Un anno troppo grande per essere messo in una sola parola. È l’opinione dell’Oxford English Dictionary, che a novembre ha annunciato di aver gettato la spugna e rinunciato a scegliere il vocabolo simbolo del 2020. Ce ne sono tanti, troppi, molti ma non solo in ambito medico. E tutti, o quasi, resteranno nella coscienza linguista e collettiva dei prossimi anni.
Il primo che viene in mente è, senza dubbio, lockdown. La chiusura di tutto, lo stop totale mai visto prima, il silenzio per le strade. Parola inglese che in Italia ha subito cambiato accento (adesso sarà per sempre lockdàun) e si è conteso il primato con il più tradizionale quarantena, dal sapore storico e forse troppo rassicurante. Coronavirus era già apparso alla fine del 2019 (con il consueto girotondo di battute che oggi lasciano un certo imbarazzo), epidemia è stato subito surclassato da pandemia, globale e senza scampo.
In quei mesi tutti hanno iniziato ad adoperare con scioltezza concetti mai incontrati prima. Il paziente zero, il sequenziamento genetico, lo spillover, la curva dei contagi (che va abbattuta), il Dna e l’Rna, il picco e il misterioso distanziamento sociale, che rima con assembramento.
Meglio usare la mascherina, le cui sigle (Ffp1, Ffp2, Ffp3) hanno composto metà delle conversazioni. Il contagio è diventato quasi sinonimo di contatto, di cui poi è arrivato il tracciamento (si fa bene in Corea del Sud ma non qui), insieme una malconcia app Immuni, ma il modo più sicuro per sapere se si è positivi (cioè male) o negativi (cioè bene) è il tampone, insieme al test sierologico, gli anticorpi e i maledetti sintomi.
Intanto, tra i droplet e l’aerosol si sono scoperti nuovi scioglilingua come l’idrossiclorichina, il remdesivir, il tocilizumab.
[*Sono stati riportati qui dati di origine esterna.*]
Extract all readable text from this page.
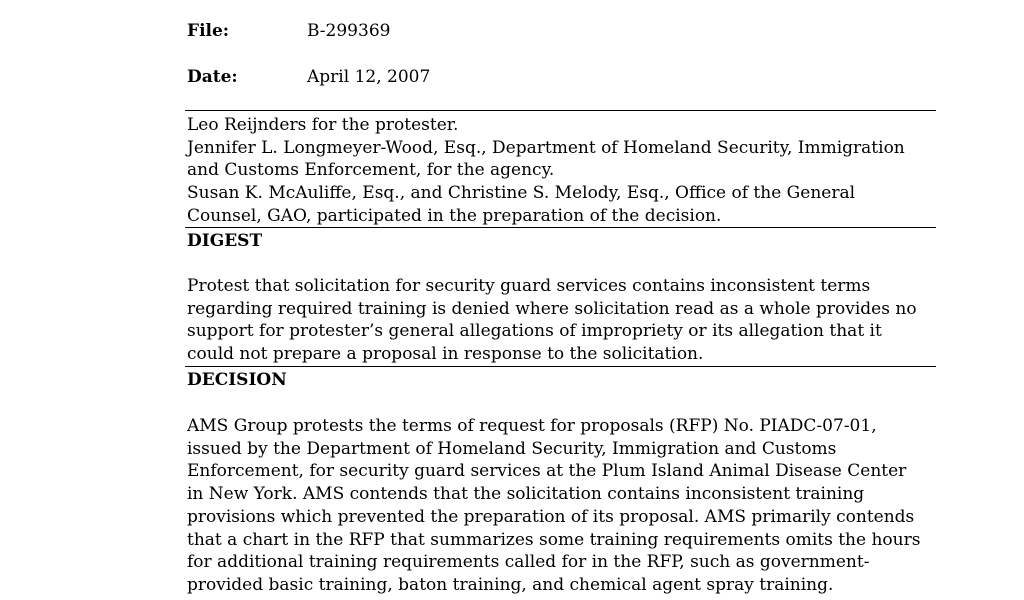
File:	B-299369
Date:	April 12, 2007
Leo Reijnders for the protester.
Jennifer L. Longmeyer-Wood, Esq., Department of Homeland Security, Immigration
and Customs Enforcement, for the agency.
Susan K. McAuliffe, Esq., and Christine S. Melody, Esq., Office of the General
Counsel, GAO, participated in the preparation of the decision.
DIGEST
Protest that solicitation for security guard services contains inconsistent terms
regarding required training is denied where solicitation read as a whole provides no
support for protester’s general allegations of impropriety or its allegation that it
could not prepare a proposal in response to the solicitation.
DECISION
AMS Group protests the terms of request for proposals (RFP) No. PIADC-07-01,
issued by the Department of Homeland Security, Immigration and Customs
Enforcement, for security guard services at the Plum Island Animal Disease Center
in New York. AMS contends that the solicitation contains inconsistent training
provisions which prevented the preparation of its proposal. AMS primarily contends
that a chart in the RFP that summarizes some training requirements omits the hours
for additional training requirements called for in the RFP, such as government-
provided basic training, baton training, and chemical agent spray training.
In mezzo arrivavano le zone rosse, i Nuovi Dpcm (sigla tra le più cercate su Google), i congiunti, le restrizioni, il bollettino delle 18.
E la potenza di fuoco? E il governo che non lavora con il favore delle tenebre? L’Europa, nonostante i frugali, ha messo in campo il Recovery Fund, poi Recovery Plan e infine NextGenerationUe, per il quale serve un piano.
Tutte espressioni che si sono sovrapposte alle autocertificazioni, al dubbio su domicilio e residenza, alla movida, al coprifuoco. Fino allo smart working (e il southworking), da Zoom, da videochiamata e «sei su on» e «non ti si vede», tutto compreso nella Dad, cioè la didattica a distanza.
Passato il plateau, la fase 2, la fase 3, il rilancio la ripresa, il bonus e, udite udite, i ristori, qualcuno ha (stra)parlato anche di dittatura sanitaria, a metà tra la prima ondata e la seconda (in attesa della terza). E poi sono esplose le proteste negli Stati Uniti, Black Lives Matter è diventato espressione di uso corrente, forse un po’ meno cancel culture, ma tutti hanno in mente le statue abbattute e il dibattito su Indro Montanelli. E se blackface è rimasto ai margini la frase di George Floyd, «I can’t breathe», la ricordano tutti.
In un mondo in cui tutti sono diventati epidemiologi, o virologi (e sanno più o meno cosa significano queste parole) un attimo, seppur triste, di normalità, l’ha restituita l’espressione pibe de oro.
E quando il 2020 (che è forse la miglior parola dell’anno) sembra ormai aver esaurito le sue cartucce con le elezioni americane (voto postale, brogli, decenza) e soprattutto l’annuncio del vaccino, il governo riesce a sorprendere tutti con Cashback di Stato. Come più o meno tutto il resto quest’anno, è un disastro. Sono tutte le parole imparate, usate, abusate nel 2020. Termini che restituiscono la fotografia, sempre inesatta, di cosa sono stati questi 12 mesi. Tranne una, che preferiamo non citare.